Zincirler dövüldüğü yerde kırılmalıdır

Ama işçi sınıfının büyük bir meydan okumaya kalkışması bir çırpıda gerçekleşmiyor. İşçi sınıfının örgütlenme düzeyinin gelişmesi ve eylem kapasitesinin artması gerekiyor. Farkına varılması gereken, işçi sınıfı örgütlenmelerinin harekete geçtiğinde eylem kapasitesini tahmin edilenin çok ötesinde bir hızla geliştirdiğidir. 

Sosyalist İşçi yazarlarından Çağla Oflas’ın hatırlattığı gibi Rosa Luxemburg, “hareket edenler zincirlerinin farkına varır” diyor. İşçi sınıfı eylemleri, harekete katılan ya da bu hareketi gözlemleyen tüm işçilerin, zincirlerinin farkına varmasını sağlamaz sadece, zinciri kırmanın gerekli, mümkün ve zorunlu olduğunu da görmelerini sağlar. Hareket, elektrik akımına kapılan insanların etkilenmesi gibi işçilerin mücadele içinde bambaşka bir seviyeye sıçramasına yardımcı olur. Son iki buçuk haftanın mücadeleleri, iktidarın OHAL’le inşa ettiği korku duvarına çok daha fazla sayıda örgütün, sendikanın ve işçinin tırmanmaya başladığını gösteriyor. Bu duvar henüz aşılmadı ama eşiğe doğru geliniyor.

OHAL tehdidi

İktidar cenahından servis edilen “OHAL ilan edilebilir” açıklamaları, öfkeli kitlelerin hangi eşiğe yaklaştığını egemen sınıfların ve iktidarın bazı kesimlerinin fark ettiğini gösteriyor. Fakat, OHAL konusunda söylenecek ilk ve son söz, “aklınızdan bile geçirmeyin!” olmalıdır. 15 Temmuz darbe girişiminden sonra anlatması nispeten kolay bir OHAL ilanı vardı. 15 Temmuz gecesinin dehşeti iktidarın içinde tek adam rejiminin taşlarını döşeyeceği aşırı sağcı iklime toplumun bir kesimi açısından meşruluk kazandırıyordu.Şimdi böyle bir durum yok!

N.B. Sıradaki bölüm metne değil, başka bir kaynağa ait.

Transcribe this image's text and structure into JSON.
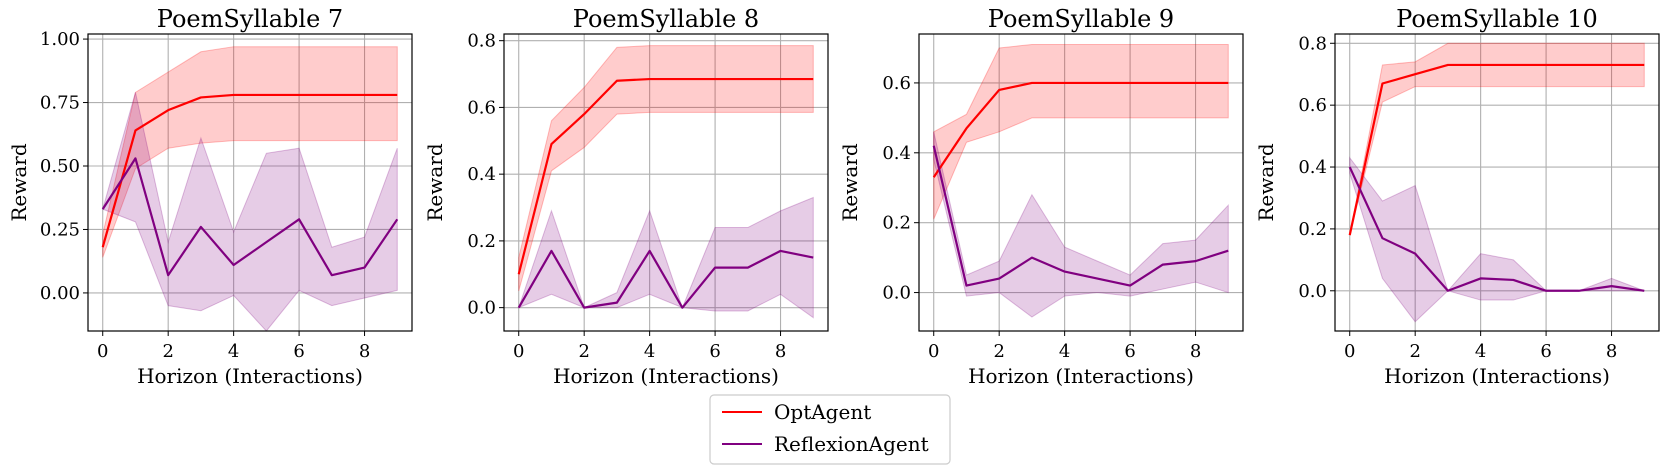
{
  "figure": {
    "legend": {
      "placement": "bottom-center",
      "entries": [
        {
          "label": "OptAgent",
          "color": "#ff0000"
        },
        {
          "label": "ReflexionAgent",
          "color": "#800080"
        }
      ]
    }
  },
  "chart_data": [
    {
      "type": "line",
      "title": "PoemSyllable 7",
      "xlabel": "Horizon (Interactions)",
      "ylabel": "Reward",
      "xlim": [
        -0.45,
        9.45
      ],
      "ylim": [
        -0.15,
        1.02
      ],
      "xticks": [
        0,
        2,
        4,
        6,
        8
      ],
      "yticks": [
        0.0,
        0.25,
        0.5,
        0.75,
        1.0
      ],
      "ytick_labels": [
        "0.00",
        "0.25",
        "0.50",
        "0.75",
        "1.00"
      ],
      "grid": true,
      "x": [
        0,
        1,
        2,
        3,
        4,
        5,
        6,
        7,
        8,
        9
      ],
      "series": [
        {
          "name": "OptAgent",
          "color": "#ff0000",
          "values": [
            0.18,
            0.64,
            0.72,
            0.77,
            0.78,
            0.78,
            0.78,
            0.78,
            0.78,
            0.78
          ],
          "lower": [
            0.14,
            0.49,
            0.57,
            0.59,
            0.6,
            0.6,
            0.6,
            0.6,
            0.6,
            0.6
          ],
          "upper": [
            0.23,
            0.79,
            0.87,
            0.95,
            0.97,
            0.97,
            0.97,
            0.97,
            0.97,
            0.97
          ]
        },
        {
          "name": "ReflexionAgent",
          "color": "#800080",
          "values": [
            0.33,
            0.53,
            0.07,
            0.26,
            0.11,
            0.2,
            0.29,
            0.07,
            0.1,
            0.29
          ],
          "lower": [
            0.33,
            0.28,
            -0.05,
            -0.07,
            -0.01,
            -0.15,
            0.01,
            -0.05,
            -0.02,
            0.01
          ],
          "upper": [
            0.33,
            0.79,
            0.2,
            0.61,
            0.24,
            0.55,
            0.57,
            0.18,
            0.22,
            0.57
          ]
        }
      ]
    },
    {
      "type": "line",
      "title": "PoemSyllable 8",
      "xlabel": "Horizon (Interactions)",
      "ylabel": "Reward",
      "xlim": [
        -0.45,
        9.45
      ],
      "ylim": [
        -0.07,
        0.82
      ],
      "xticks": [
        0,
        2,
        4,
        6,
        8
      ],
      "yticks": [
        0.0,
        0.2,
        0.4,
        0.6,
        0.8
      ],
      "ytick_labels": [
        "0.0",
        "0.2",
        "0.4",
        "0.6",
        "0.8"
      ],
      "grid": true,
      "x": [
        0,
        1,
        2,
        3,
        4,
        5,
        6,
        7,
        8,
        9
      ],
      "series": [
        {
          "name": "OptAgent",
          "color": "#ff0000",
          "values": [
            0.1,
            0.49,
            0.58,
            0.68,
            0.685,
            0.685,
            0.685,
            0.685,
            0.685,
            0.685
          ],
          "lower": [
            0.05,
            0.41,
            0.48,
            0.58,
            0.585,
            0.585,
            0.585,
            0.585,
            0.585,
            0.585
          ],
          "upper": [
            0.15,
            0.56,
            0.66,
            0.78,
            0.785,
            0.785,
            0.785,
            0.785,
            0.785,
            0.785
          ]
        },
        {
          "name": "ReflexionAgent",
          "color": "#800080",
          "values": [
            0.0,
            0.17,
            0.0,
            0.015,
            0.17,
            0.0,
            0.12,
            0.12,
            0.17,
            0.15
          ],
          "lower": [
            0.0,
            0.04,
            0.0,
            0.0,
            0.04,
            0.0,
            -0.01,
            -0.01,
            0.04,
            -0.03
          ],
          "upper": [
            0.0,
            0.29,
            0.0,
            0.045,
            0.29,
            0.0,
            0.24,
            0.24,
            0.29,
            0.33
          ]
        }
      ]
    },
    {
      "type": "line",
      "title": "PoemSyllable 9",
      "xlabel": "Horizon (Interactions)",
      "ylabel": "Reward",
      "xlim": [
        -0.45,
        9.45
      ],
      "ylim": [
        -0.11,
        0.74
      ],
      "xticks": [
        0,
        2,
        4,
        6,
        8
      ],
      "yticks": [
        0.0,
        0.2,
        0.4,
        0.6
      ],
      "ytick_labels": [
        "0.0",
        "0.2",
        "0.4",
        "0.6"
      ],
      "grid": true,
      "x": [
        0,
        1,
        2,
        3,
        4,
        5,
        6,
        7,
        8,
        9
      ],
      "series": [
        {
          "name": "OptAgent",
          "color": "#ff0000",
          "values": [
            0.33,
            0.47,
            0.58,
            0.6,
            0.6,
            0.6,
            0.6,
            0.6,
            0.6,
            0.6
          ],
          "lower": [
            0.21,
            0.43,
            0.46,
            0.5,
            0.5,
            0.5,
            0.5,
            0.5,
            0.5,
            0.5
          ],
          "upper": [
            0.46,
            0.51,
            0.7,
            0.71,
            0.71,
            0.71,
            0.71,
            0.71,
            0.71,
            0.71
          ]
        },
        {
          "name": "ReflexionAgent",
          "color": "#800080",
          "values": [
            0.42,
            0.02,
            0.04,
            0.1,
            0.06,
            0.04,
            0.02,
            0.08,
            0.09,
            0.12
          ],
          "lower": [
            0.38,
            -0.01,
            0.0,
            -0.07,
            -0.01,
            0.0,
            -0.01,
            0.01,
            0.03,
            0.0
          ],
          "upper": [
            0.46,
            0.05,
            0.09,
            0.28,
            0.13,
            0.09,
            0.05,
            0.14,
            0.15,
            0.25
          ]
        }
      ]
    },
    {
      "type": "line",
      "title": "PoemSyllable 10",
      "xlabel": "Horizon (Interactions)",
      "ylabel": "Reward",
      "xlim": [
        -0.45,
        9.45
      ],
      "ylim": [
        -0.13,
        0.83
      ],
      "xticks": [
        0,
        2,
        4,
        6,
        8
      ],
      "yticks": [
        0.0,
        0.2,
        0.4,
        0.6,
        0.8
      ],
      "ytick_labels": [
        "0.0",
        "0.2",
        "0.4",
        "0.6",
        "0.8"
      ],
      "grid": true,
      "x": [
        0,
        1,
        2,
        3,
        4,
        5,
        6,
        7,
        8,
        9
      ],
      "series": [
        {
          "name": "OptAgent",
          "color": "#ff0000",
          "values": [
            0.18,
            0.67,
            0.7,
            0.73,
            0.73,
            0.73,
            0.73,
            0.73,
            0.73,
            0.73
          ],
          "lower": [
            0.18,
            0.61,
            0.66,
            0.66,
            0.66,
            0.66,
            0.66,
            0.66,
            0.66,
            0.66
          ],
          "upper": [
            0.18,
            0.73,
            0.74,
            0.8,
            0.8,
            0.8,
            0.8,
            0.8,
            0.8,
            0.8
          ]
        },
        {
          "name": "ReflexionAgent",
          "color": "#800080",
          "values": [
            0.4,
            0.17,
            0.12,
            0.0,
            0.04,
            0.035,
            0.0,
            0.0,
            0.015,
            0.0
          ],
          "lower": [
            0.38,
            0.04,
            -0.1,
            0.0,
            -0.03,
            -0.03,
            0.0,
            0.0,
            0.0,
            0.0
          ],
          "upper": [
            0.43,
            0.29,
            0.34,
            0.0,
            0.12,
            0.1,
            0.0,
            0.0,
            0.04,
            0.0
          ]
        }
      ]
    }
  ]
}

Yönetmeyi beceremedikleri ve seçim kazanmak için bir ekonomik canlanma yaratmak istedikleri için halkı bile bile fakirleştirdiler. Şimdi, yarattıkları bunalımın faturasını bir kaç haftada yüzde 40 fakirleştirdikleri halka yüklemek için OHAL sopasını kullanmak istiyorlar. Buna kimse inanmaz! OHAL tırmanan öfkeyi daha da büyütür. İnsanların kızgınlığının tüm topluma yayılmasına neden olur.

Pişkinlik

OHAL dedikoduları da dahil tüm toplumun üzerine boca edilen bir pişkinlikle karşı karşıyayız. Rejim, pişkinliğin siyaset yapma tarzına bürünmesiyle sonuçlandı. Karınları tıksırıncaya kadar doymuş insanlar, evlerinde gürül gürül kalorifer yanan insanlar, birçok kurumdan dev maaşları aynı anda alan insanlar, parasının hesabını bilmeyen insanlar, iktidara yakın olduğu için aşırı zenginleşen insanlar topluma akıl vermeye başladılar: Porsiyon küçültün, alışveriş yaparken liste yapın, minik kıyma alın, doğalgazı çok yakmayın, çok da ısınmasanız da olur. Bu yaklaşımın zirvesi, yeni ekonomi bakanı oldu. Şunu söyledi: “Sen maaş alıyorsun, en fazla neyini kaybedersin? Enflasyonun altında ezilirsin; ama ben bu iş düzelmezse, 1000 çalışanımla beraber bütün varlığımı kaybederim, bunu göze alır mıyım.” İşçileri değil sermayeyi savunan çok iktidar görmüştük ama böylesi pes dedirtiyor! 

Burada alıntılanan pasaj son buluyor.